As part of the weekend's road policing focus, Police will be again strictly enforcing a reduced 4km/h speed threshold from 4pm on Friday until 6am on Tuesday, with a highly visible presence on the nation's roads.

Every driver stopped can also be expected to be breath tested, with Police having little tolerance for anyone not wearing a safety belt, driving dangerously or in a way that puts other innocent road users at risk.

Those towing or driving more slowly are also encouraged to pull over where safe to allow others to pass so traffic does not build up behind and cause additional frustration.

Senior Sergeant Newton says long trips to holiday destinations can raise the risk of fatigue, and drivers should make sure they stop regularly to take a rest.

"There are also a number of major events on around the district this weekend which may also contribute to traffic volumes," he says. "These include the Brass Monkey Rally in Central Otago throughout the weekend, and the Christchurch Airport Marathon on Saturday.

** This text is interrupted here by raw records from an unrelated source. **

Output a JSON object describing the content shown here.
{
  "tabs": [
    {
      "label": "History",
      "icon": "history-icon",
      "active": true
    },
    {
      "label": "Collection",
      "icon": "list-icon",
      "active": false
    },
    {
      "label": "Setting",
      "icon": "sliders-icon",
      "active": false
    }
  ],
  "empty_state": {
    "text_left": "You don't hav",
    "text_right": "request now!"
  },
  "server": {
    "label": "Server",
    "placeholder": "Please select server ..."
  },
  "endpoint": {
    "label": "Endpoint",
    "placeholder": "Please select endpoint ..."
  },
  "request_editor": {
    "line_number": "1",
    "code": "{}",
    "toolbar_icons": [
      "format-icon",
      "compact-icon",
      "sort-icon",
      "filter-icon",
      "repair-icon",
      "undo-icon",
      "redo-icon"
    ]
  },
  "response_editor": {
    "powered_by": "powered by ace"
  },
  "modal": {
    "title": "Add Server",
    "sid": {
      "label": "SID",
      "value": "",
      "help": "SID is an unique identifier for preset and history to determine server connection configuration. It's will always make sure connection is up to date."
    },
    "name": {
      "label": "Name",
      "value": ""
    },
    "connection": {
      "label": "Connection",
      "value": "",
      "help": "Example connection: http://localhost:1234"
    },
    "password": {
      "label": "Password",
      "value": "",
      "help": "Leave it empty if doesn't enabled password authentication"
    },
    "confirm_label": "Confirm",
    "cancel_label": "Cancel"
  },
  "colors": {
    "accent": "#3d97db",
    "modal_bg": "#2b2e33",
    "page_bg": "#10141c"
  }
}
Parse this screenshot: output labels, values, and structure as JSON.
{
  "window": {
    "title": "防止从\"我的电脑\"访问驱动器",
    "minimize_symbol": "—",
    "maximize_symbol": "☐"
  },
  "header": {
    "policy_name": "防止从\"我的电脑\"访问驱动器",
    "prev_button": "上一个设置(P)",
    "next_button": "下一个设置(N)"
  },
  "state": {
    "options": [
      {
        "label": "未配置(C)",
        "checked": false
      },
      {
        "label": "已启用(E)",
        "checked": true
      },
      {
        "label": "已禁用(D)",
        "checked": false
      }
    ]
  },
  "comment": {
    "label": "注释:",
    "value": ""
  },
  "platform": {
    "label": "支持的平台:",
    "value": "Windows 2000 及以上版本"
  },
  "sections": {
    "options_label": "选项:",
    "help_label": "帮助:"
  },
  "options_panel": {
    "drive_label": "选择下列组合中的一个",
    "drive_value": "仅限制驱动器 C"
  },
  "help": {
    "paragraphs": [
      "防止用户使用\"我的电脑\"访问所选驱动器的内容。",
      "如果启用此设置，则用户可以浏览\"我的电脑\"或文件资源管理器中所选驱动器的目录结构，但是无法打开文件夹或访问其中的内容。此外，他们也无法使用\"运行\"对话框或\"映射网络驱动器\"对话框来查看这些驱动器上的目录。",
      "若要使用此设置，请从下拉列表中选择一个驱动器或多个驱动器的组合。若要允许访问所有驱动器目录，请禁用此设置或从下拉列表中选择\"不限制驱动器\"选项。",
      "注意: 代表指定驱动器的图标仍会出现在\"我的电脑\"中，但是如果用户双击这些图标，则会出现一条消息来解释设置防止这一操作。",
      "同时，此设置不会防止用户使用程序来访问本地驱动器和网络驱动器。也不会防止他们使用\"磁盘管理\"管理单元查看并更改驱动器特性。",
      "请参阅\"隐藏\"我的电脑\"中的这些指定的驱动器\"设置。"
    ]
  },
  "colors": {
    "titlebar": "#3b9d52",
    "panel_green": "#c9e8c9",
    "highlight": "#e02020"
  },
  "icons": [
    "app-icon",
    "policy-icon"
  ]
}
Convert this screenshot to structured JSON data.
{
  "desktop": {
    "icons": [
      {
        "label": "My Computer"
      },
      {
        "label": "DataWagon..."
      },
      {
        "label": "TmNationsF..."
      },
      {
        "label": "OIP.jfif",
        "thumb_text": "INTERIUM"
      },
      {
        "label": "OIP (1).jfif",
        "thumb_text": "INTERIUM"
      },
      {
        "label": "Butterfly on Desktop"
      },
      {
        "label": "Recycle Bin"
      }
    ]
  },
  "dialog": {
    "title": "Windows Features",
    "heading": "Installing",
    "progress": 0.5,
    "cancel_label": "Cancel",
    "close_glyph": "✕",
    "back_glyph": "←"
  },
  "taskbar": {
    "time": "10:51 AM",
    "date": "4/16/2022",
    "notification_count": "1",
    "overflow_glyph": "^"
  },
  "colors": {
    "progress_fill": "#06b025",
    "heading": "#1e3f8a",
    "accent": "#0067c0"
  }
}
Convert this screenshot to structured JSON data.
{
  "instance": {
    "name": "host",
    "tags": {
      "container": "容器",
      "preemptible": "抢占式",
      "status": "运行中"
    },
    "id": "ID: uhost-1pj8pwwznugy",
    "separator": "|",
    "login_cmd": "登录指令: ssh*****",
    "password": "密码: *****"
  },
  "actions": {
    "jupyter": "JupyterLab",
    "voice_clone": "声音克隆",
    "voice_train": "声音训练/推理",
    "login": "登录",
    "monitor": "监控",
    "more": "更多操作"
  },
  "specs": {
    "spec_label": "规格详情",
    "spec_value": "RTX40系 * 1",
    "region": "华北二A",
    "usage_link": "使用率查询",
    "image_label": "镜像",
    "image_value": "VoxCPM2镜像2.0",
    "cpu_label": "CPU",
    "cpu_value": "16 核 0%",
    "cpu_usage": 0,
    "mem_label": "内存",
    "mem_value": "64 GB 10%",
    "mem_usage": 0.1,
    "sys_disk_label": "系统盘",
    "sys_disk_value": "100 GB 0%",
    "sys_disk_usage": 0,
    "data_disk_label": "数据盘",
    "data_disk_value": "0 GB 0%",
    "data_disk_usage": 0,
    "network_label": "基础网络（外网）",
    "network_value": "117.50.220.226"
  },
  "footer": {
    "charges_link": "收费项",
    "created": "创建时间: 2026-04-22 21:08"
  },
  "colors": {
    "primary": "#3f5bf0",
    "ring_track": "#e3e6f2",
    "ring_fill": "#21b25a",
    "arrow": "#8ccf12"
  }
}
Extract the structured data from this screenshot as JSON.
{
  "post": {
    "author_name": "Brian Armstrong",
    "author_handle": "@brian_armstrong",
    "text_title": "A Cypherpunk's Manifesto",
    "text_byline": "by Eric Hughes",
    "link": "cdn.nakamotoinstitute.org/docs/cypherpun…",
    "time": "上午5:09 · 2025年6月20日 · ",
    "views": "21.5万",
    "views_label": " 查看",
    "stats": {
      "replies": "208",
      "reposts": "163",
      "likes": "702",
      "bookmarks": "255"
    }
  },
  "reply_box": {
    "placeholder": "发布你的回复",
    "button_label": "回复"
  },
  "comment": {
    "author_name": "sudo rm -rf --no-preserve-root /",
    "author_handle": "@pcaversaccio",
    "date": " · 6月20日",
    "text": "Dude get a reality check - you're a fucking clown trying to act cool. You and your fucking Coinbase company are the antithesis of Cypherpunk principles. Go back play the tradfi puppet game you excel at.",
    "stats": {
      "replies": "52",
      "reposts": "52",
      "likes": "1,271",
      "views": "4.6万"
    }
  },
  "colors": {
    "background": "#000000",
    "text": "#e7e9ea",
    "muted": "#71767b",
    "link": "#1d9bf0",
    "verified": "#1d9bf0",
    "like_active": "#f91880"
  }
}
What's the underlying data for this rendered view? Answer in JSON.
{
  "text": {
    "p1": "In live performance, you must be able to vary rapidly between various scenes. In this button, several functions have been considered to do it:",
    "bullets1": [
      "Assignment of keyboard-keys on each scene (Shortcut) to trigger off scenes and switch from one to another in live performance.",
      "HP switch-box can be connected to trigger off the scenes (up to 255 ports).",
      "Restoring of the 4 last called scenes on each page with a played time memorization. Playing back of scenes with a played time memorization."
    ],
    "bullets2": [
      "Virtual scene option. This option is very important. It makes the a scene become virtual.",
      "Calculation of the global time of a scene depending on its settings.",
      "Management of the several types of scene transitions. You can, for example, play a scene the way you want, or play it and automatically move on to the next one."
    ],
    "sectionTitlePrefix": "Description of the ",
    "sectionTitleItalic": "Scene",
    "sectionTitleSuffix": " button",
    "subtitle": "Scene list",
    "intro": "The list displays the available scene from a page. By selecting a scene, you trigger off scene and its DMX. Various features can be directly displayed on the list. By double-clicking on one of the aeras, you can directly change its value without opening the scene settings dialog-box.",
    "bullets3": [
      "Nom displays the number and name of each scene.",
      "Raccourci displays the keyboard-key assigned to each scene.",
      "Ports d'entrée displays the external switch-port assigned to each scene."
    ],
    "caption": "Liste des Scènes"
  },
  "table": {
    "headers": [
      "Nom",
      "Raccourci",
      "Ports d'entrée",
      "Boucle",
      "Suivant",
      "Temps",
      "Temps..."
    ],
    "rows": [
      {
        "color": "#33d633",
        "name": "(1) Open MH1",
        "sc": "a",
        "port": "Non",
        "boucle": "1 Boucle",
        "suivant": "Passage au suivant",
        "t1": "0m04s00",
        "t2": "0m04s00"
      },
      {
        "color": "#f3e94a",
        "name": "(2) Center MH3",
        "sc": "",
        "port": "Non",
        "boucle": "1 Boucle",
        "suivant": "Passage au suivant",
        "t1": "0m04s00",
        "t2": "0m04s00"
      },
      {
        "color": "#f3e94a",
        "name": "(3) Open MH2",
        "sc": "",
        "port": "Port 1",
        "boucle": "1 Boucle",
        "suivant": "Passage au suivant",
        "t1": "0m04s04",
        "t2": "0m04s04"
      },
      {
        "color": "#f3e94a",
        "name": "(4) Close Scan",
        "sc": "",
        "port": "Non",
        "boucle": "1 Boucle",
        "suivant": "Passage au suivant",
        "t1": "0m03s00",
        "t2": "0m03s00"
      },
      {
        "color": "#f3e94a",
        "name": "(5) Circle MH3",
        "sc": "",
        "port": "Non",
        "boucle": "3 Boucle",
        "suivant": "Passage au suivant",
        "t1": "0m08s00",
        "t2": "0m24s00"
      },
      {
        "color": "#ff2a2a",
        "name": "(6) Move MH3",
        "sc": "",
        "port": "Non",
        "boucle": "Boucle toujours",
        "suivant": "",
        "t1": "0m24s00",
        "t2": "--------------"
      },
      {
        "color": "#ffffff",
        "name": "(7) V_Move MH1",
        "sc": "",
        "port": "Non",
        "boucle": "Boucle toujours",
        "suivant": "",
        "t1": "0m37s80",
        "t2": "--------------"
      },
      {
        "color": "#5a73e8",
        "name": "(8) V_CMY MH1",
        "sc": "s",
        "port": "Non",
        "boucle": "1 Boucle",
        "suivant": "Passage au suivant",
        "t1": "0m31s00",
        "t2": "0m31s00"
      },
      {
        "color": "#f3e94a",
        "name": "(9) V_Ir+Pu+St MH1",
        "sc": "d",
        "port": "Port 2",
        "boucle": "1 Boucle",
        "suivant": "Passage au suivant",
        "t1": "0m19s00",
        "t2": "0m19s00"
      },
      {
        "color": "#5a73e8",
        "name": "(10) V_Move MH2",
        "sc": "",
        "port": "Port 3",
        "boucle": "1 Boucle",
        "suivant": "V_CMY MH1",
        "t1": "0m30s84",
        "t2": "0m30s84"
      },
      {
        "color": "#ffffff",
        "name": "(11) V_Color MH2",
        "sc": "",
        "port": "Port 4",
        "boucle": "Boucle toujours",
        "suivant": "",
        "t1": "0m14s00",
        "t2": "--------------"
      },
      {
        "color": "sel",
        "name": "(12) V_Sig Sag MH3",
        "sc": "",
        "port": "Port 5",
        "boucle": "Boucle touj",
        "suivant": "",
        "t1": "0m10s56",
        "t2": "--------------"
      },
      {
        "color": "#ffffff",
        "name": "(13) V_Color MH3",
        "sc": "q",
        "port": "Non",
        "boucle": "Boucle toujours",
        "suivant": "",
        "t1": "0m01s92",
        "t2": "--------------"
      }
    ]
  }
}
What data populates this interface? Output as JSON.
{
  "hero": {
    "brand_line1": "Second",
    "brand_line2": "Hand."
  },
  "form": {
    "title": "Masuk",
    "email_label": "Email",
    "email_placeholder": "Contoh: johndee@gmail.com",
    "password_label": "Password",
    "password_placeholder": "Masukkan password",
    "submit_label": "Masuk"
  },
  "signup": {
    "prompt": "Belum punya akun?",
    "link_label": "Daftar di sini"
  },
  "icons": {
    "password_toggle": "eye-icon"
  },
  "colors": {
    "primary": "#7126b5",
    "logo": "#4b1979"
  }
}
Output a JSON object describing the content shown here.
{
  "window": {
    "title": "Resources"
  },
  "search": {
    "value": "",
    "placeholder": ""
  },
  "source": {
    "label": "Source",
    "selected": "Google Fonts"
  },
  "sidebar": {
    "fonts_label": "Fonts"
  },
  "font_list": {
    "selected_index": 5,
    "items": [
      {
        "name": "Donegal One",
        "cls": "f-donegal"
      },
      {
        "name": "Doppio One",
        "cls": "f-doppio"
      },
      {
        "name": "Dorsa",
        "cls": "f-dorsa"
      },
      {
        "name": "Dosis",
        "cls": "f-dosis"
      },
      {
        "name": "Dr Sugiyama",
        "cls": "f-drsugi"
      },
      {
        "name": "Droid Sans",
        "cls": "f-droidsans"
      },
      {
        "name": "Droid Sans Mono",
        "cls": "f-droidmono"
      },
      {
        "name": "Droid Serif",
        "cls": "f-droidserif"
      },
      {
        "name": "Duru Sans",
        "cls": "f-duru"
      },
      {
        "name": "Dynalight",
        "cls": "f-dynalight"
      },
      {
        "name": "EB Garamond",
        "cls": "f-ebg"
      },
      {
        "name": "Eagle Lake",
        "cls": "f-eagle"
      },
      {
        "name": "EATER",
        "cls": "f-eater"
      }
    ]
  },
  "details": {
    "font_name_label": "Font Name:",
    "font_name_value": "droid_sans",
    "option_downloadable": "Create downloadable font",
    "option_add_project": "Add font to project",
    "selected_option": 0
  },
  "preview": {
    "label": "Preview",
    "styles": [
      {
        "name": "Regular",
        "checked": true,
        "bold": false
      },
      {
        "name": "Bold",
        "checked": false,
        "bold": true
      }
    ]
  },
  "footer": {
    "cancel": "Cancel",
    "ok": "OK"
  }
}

"We ask all drivers to be patient, consider other drivers and allow plenty of time for your journeys."

It's not just holiday drivers that need to take care this weekend. Crash risks also increase in towns and cities during the long weekend - with alcohol being a contributing factor.

Analysis of Canterbury crashes over the past six years shows that the leading cause of crashes was poor observation (37 percent of crashes), followed by poor handling (29 percent) and failing to giveway or stop (27 percent).

23 percent of crashes occurred while cornering, and 13 percent occurred through loss of control on a straight road.